亞希多弗見不依從他的計謀,就備上驢,歸回本城;到了家,留下遺言,便吊死了,葬在他父親的墳墓裏。
24 David nu kwam te Mahanaim, en Absalom toog over de Jordaan, hij en alle mannen van Israel met hem.
大衛到了瑪哈念,押沙龍和跟隨他的以色列人也都過了約旦河。
25 En Absalom had Amasa in Joabs plaats gesteld over het heir. Amasa nu was eens mans zoon, wiens naam was Jethra, de Israeliet, die ingegaan was tot Abigail, dochter van Nahas, zuster van Zeruja, Joabs moeder.
押沙龍立亞瑪撒作元帥,代替約押。亞瑪撒是 以實瑪利人 以特拉的兒子。以特拉曾與拿轄的女兒亞比該親近;這亞比該與約押的母親洗魯雅是姊妹。

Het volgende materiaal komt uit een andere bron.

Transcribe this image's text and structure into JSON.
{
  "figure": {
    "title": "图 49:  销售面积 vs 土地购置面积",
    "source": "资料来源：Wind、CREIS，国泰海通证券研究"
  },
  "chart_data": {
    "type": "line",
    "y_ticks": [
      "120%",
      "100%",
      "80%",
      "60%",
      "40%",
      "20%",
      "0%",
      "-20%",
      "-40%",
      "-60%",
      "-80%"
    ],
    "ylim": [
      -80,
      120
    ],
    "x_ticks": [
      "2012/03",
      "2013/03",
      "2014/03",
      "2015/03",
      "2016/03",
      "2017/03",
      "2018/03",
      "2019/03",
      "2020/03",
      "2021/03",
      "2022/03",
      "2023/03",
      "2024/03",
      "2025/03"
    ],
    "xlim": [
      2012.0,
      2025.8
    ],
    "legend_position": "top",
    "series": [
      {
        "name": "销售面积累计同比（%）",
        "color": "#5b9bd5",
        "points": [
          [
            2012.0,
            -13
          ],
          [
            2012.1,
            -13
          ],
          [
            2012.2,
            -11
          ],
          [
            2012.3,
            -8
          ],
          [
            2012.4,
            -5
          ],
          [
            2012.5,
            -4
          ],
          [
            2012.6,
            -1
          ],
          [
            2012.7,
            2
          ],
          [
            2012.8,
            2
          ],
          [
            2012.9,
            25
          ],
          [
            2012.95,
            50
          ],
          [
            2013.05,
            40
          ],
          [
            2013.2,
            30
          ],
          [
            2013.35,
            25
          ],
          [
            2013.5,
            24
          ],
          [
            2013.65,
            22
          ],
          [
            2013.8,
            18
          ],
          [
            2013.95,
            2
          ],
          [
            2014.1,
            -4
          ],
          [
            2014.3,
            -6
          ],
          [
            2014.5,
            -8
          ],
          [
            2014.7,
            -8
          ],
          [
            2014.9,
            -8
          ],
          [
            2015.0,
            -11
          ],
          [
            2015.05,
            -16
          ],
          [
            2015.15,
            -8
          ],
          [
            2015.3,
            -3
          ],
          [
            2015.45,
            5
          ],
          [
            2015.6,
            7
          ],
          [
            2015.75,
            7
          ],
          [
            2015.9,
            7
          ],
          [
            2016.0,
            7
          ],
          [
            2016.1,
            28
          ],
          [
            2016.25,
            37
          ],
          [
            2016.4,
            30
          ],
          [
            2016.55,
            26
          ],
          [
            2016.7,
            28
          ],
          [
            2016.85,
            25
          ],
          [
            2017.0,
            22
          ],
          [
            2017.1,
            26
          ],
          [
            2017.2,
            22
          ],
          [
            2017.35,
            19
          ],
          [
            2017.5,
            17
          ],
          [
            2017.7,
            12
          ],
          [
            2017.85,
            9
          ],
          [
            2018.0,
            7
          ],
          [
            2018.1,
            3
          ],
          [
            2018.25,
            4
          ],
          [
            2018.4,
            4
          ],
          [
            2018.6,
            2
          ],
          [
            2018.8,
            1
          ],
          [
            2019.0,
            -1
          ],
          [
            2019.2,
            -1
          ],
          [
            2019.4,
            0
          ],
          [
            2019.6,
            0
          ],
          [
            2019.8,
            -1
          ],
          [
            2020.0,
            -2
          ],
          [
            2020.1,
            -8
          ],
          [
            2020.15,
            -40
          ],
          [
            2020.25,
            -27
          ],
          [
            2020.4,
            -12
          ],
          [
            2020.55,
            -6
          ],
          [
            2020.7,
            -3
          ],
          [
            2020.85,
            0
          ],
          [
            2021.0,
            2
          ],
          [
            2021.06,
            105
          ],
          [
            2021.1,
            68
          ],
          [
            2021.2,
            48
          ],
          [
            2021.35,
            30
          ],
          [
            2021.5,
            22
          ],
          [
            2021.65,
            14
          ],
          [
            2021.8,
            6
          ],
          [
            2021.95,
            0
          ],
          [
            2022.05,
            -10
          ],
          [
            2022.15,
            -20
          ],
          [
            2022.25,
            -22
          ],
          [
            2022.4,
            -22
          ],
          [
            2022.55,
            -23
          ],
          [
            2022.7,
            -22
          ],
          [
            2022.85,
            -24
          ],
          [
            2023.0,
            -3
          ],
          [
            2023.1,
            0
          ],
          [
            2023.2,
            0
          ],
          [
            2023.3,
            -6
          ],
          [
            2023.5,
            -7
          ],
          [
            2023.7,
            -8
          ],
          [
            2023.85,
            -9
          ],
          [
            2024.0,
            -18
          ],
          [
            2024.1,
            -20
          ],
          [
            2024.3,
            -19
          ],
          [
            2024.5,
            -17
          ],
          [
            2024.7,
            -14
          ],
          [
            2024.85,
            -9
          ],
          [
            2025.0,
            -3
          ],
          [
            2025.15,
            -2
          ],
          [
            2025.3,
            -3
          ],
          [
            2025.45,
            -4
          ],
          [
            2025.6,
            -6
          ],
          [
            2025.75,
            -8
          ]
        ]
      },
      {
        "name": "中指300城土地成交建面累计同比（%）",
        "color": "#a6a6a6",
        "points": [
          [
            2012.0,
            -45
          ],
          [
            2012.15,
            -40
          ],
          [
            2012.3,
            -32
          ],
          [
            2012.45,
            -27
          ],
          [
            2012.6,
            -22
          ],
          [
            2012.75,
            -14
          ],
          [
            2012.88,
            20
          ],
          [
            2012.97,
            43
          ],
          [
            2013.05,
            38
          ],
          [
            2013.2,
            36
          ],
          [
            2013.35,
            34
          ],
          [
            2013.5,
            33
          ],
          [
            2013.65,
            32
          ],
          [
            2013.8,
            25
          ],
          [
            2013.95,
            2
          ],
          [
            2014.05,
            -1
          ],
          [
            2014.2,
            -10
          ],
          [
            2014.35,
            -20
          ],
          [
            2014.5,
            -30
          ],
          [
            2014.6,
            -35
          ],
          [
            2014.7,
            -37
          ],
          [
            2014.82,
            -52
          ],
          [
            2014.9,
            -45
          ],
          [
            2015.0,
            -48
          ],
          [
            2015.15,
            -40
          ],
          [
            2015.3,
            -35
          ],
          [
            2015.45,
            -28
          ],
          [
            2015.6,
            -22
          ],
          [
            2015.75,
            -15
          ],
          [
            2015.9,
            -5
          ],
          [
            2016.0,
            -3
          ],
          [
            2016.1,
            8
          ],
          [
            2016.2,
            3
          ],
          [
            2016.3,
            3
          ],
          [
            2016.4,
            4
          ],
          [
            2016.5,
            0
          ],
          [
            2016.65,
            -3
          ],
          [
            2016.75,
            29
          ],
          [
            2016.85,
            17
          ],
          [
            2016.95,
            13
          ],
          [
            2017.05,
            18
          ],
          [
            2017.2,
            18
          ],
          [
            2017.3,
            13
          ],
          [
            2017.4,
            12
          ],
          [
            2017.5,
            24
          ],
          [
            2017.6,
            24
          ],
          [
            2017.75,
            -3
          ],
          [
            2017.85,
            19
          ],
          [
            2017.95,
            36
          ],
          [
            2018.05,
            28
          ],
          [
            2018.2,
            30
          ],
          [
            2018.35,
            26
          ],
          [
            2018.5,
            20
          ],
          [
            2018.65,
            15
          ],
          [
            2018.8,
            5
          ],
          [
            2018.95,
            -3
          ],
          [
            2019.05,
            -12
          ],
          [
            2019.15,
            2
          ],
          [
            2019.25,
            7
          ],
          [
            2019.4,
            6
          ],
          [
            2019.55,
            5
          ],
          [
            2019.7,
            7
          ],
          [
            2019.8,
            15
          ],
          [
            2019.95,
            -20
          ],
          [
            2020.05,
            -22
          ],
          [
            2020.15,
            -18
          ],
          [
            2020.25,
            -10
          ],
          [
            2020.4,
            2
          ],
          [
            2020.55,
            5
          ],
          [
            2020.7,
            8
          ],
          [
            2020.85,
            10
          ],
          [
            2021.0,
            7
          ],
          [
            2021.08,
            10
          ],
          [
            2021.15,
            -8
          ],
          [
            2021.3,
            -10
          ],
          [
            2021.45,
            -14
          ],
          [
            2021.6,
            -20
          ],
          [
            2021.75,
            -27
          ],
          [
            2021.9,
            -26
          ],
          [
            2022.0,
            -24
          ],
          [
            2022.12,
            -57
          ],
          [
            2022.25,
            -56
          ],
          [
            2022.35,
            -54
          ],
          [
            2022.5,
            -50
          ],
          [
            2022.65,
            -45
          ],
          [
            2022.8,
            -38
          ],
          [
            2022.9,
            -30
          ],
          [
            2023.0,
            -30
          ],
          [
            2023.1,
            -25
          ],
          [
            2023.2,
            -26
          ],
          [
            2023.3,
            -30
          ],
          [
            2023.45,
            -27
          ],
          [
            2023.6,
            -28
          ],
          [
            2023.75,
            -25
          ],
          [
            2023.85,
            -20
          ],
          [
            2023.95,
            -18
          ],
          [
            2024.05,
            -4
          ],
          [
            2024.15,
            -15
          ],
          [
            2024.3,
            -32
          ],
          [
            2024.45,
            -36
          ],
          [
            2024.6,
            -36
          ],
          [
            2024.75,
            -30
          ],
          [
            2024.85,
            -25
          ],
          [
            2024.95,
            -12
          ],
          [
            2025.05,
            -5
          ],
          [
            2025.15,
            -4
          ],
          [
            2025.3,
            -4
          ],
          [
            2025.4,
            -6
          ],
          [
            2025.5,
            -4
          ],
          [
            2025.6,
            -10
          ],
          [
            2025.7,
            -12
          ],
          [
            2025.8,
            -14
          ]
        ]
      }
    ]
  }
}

26 Israel nu en Absalom legerden zich in het land van Gilead.
押沙龍和以色列人都安營在基列地。
27 En het geschiedde, als David te Mahanaim gekomen was, dat Sobi, de zoon van Nahas, van Rabba der kinderen Ammons, en Machir, de zoon van Ammiel, van Lodebar, en Barzillai, de Gileadiet, van Rogelim,
大衛到了瑪哈念,亞捫族的拉巴人拿轄的兒子朔比,羅‧底巴人亞‧米利的兒子瑪吉,基列的羅基琳人巴西萊,
28 Beddewerk, en schalen, en aarden vaten, en tarwe, en gerst, en meel, en geroost koren, en bonen, en linzen, ook geroost,
帶着被、褥、盆、碗、瓦器、小麥、大麥、麥麵、炒穀、豆子、紅豆、炒豆、
29 En honig, en boter, en schapen, en koeienkazen, brachten tot David, en tot het volk, dat met hem was, om te eten, want zij zeiden: Dit volk is hongerig, en moede, en dorstig in de woestijn.